Many employers have harassment policies and are generally adept at dealing with sexual harassment claims. However, the issue takes a more complex turn when sexual harassment is alleged by one of the parties in the context of a previously consensual relationship.
When co-workers initially engage in a consensual relationship, they rarely think of policies dealing with workplace relationships and harassment. However, when the relationship ends, the proximity of the parties within the work environment provides an opportunity for harassment to occur and complaints to be made. This is particularly the case where there is a power imbalance between the parties such as that between a manager and employee or teacher and student.
In this article, we take a brief look at three cases where sexual harassment was alleged in the context of previously consensual relationships.
In Radloff v. Stox Broadcast Corp, [1999] B.C.H.R.T.D. No. 36 (“Radloff“), Radloff and Schroeder had a personal relationship for a couple of years. About four years after the relationship had ended amicably, Schroeder offered Radloff a job at Stox which she accepted. During the first few months, the parties combined their professional relationship with a platonic friendship. However, Schroeder then told Radloff that she “turned him on” and made sexual advances to Radloff. Despite her rejection of such advances, he then also gave her a nine page marriage proposal.
Radloff filed a harassment claim against Schroeder. At the hearing, Radloff led evidence to show that after receiving the marriage proposal she experienced vomiting, headaches, loss of concentration, insomnia and other stress related symptoms for which she had to seek counselling. She also claimed that she had not been able to work for 12 months because of the stress.
The Tribunal noted that human rights legislation does not prohibit social or sexual relationships in the workplace including relationships between managers and those whom they supervise. Thus, the question was whether, in seeking to have a personal relationship with Radloff, Schroeder had engaged in unwelcome conduct of a sexual nature that detrimentally affected Radloff’s work environment or led to adverse job related consequences for her. Although the Tribunal was unable to find that all of Radloff’s stress resulted exclusively or even primarily from the marriage proposal, it concluded that Schroeder had detrimentally affected Radloff’s work environment and thus harassed Radloff by telling her that she turned him on and by giving her the marriage proposal.
The next case, Government of the Province of British Columbia and British Columbia Government and Service Employees Union (1997), unreported, (Thompson) (“BC Government“), is an arbitral decision. In that case, J was a District Supervisor in the Ministry of Social Services and was A’s immediate supervisor. He was married. J told A that he had feelings for her and discussed his marriage with her saying he had never really loved his wife. They started a sexual relationship which went on for some time. When J’s wife found out, it led to altercations between the three of them and J subsequently told A that he had moved out and was looking for a condo that he was going to buy for A. When A found out that J had lied to her about moving out, she wanted to end the relationship. However, she continued to see him and readily admitted at the hearing that she cared for J even after she wanted to end the relationship, but the relationship continued to sour and J was abusive to A and controlling.
A then filed a sexual harassment claim against J, and J was terminated by the employer.
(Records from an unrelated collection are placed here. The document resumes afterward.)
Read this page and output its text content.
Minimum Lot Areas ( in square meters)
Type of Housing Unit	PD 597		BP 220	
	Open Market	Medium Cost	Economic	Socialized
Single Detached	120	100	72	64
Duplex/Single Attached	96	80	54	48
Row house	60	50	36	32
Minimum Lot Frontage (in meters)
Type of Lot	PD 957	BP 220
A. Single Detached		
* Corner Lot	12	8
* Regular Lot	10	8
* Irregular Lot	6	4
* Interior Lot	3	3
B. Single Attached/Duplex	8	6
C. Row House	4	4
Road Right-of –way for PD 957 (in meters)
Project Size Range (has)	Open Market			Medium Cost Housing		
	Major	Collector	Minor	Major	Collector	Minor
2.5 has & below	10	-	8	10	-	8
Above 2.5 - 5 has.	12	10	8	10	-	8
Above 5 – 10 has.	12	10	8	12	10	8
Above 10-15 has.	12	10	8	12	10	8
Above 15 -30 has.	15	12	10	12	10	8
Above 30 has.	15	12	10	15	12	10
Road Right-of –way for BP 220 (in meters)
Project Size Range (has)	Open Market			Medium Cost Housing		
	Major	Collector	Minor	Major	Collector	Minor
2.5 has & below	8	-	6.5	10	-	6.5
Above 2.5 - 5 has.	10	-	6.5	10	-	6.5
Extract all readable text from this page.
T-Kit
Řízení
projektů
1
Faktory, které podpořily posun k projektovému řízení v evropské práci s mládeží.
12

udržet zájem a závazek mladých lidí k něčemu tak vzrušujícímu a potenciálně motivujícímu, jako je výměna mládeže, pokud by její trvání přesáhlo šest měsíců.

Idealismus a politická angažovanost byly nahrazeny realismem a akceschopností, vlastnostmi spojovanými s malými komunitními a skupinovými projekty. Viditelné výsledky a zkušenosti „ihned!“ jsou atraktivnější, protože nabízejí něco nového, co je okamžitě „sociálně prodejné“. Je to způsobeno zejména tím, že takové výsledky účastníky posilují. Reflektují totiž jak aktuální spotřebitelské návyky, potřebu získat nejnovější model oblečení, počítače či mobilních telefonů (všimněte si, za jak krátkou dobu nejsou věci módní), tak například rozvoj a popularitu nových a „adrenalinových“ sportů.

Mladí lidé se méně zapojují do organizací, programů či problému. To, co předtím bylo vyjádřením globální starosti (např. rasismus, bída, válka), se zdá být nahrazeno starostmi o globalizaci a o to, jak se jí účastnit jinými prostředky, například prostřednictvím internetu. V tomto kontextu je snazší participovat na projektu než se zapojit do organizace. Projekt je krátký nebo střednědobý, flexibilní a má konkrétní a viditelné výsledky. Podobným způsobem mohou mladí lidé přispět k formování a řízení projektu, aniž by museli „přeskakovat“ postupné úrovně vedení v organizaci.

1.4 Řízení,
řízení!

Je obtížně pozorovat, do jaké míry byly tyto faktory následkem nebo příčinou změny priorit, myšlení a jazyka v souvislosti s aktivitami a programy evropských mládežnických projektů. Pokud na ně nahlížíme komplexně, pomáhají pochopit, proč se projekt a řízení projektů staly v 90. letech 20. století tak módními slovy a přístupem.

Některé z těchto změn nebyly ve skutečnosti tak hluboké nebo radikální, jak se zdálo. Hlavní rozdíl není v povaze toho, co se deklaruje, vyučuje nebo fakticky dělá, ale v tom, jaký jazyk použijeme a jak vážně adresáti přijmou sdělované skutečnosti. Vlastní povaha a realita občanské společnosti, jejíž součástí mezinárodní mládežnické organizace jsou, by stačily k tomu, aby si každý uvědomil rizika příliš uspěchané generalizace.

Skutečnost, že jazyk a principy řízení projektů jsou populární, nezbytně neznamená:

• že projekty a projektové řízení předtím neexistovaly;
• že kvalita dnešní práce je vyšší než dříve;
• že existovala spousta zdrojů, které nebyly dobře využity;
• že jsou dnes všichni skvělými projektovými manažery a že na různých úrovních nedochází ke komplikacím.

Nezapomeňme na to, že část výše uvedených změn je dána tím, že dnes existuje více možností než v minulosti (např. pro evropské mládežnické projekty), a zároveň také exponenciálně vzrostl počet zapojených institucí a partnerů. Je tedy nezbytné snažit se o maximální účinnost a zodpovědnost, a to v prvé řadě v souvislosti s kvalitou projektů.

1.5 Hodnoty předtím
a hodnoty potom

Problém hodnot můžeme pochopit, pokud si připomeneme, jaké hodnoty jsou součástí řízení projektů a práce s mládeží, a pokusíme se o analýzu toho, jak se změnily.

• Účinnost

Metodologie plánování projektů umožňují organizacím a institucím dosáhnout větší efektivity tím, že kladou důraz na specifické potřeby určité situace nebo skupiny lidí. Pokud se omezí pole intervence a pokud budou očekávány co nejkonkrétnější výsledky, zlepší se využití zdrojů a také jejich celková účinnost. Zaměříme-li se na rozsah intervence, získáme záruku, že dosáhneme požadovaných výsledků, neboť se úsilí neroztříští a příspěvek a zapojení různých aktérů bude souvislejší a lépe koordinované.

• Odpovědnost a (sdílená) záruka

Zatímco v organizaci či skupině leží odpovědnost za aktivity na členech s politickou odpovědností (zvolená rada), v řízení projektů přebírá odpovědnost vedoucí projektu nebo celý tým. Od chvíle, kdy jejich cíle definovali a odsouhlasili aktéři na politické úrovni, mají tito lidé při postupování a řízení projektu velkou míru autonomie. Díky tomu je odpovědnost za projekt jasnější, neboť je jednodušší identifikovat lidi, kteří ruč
J filed a grievance. Arbitrator Thompson dismissed the grievance and found that J had sexually harassed A. He noted that while a sequence of events could begin innocently, the conduct could become harassment when one of the parties wants to disengage from the relationship but is unable to do so for fear of repercussions. In this case, J was highly influential in decisions about merit increases, transfers and promotions, and A had reason to fear professional retribution. She was alone, was concerned about starting her career and was financially unable to leave the job.
In Chand v. Vig, [1995] B.C.C.H.R.D. No. 5 (“Chand“), Chand worked as a receptionist and telemarketer for a business that was owned by the Vig family. Vig had sexual intercourse with Chand and promised to take care of her and to give her a raise. When he did not keep his promises, Chand threatened to tell his wife. Vig then fired her. Chand filed a human rights complaint, and admitted at the hearing that she had formed an emotional attachment to Vig and that the sexual activity was not coerced by violence or by threats, but that she went along with his demands because she was afraid of losing her job. The tribunal found that this conduct amounted to sexual harassment.
The above cases demonstrate that simply because a relationship starts off as being “consensual”, it does not mean that sexual harassment is not possible. However, for conduct in a consensual relationship to amount to sexual harassment, it must detrimentally affect the work environment.
Whether conduct amounts to sexual harassment in any given situation, depends on the specific facts and the context in which the conduct occurs. As well, sexual harassment could take many forms and could either be subtle and indirect or blatant and overt. While the harasser in sexual harassment situations is often male and the person being harassed is often female, sexual harassment could include harassing conduct towards an individual of the same sex. Similarly, sexually harassing conduct need not always occur between individuals who are in a hierarchical relationship, it could also occur between peers. The question to ask is whether the conduct that is complained of, is conduct of a sexual nature that detrimentally affects the work environment or leads to adverse job-related consequences for the victim of the harassment. If the answer is yes, it is sexual harassment, and should be dealt with accordingly.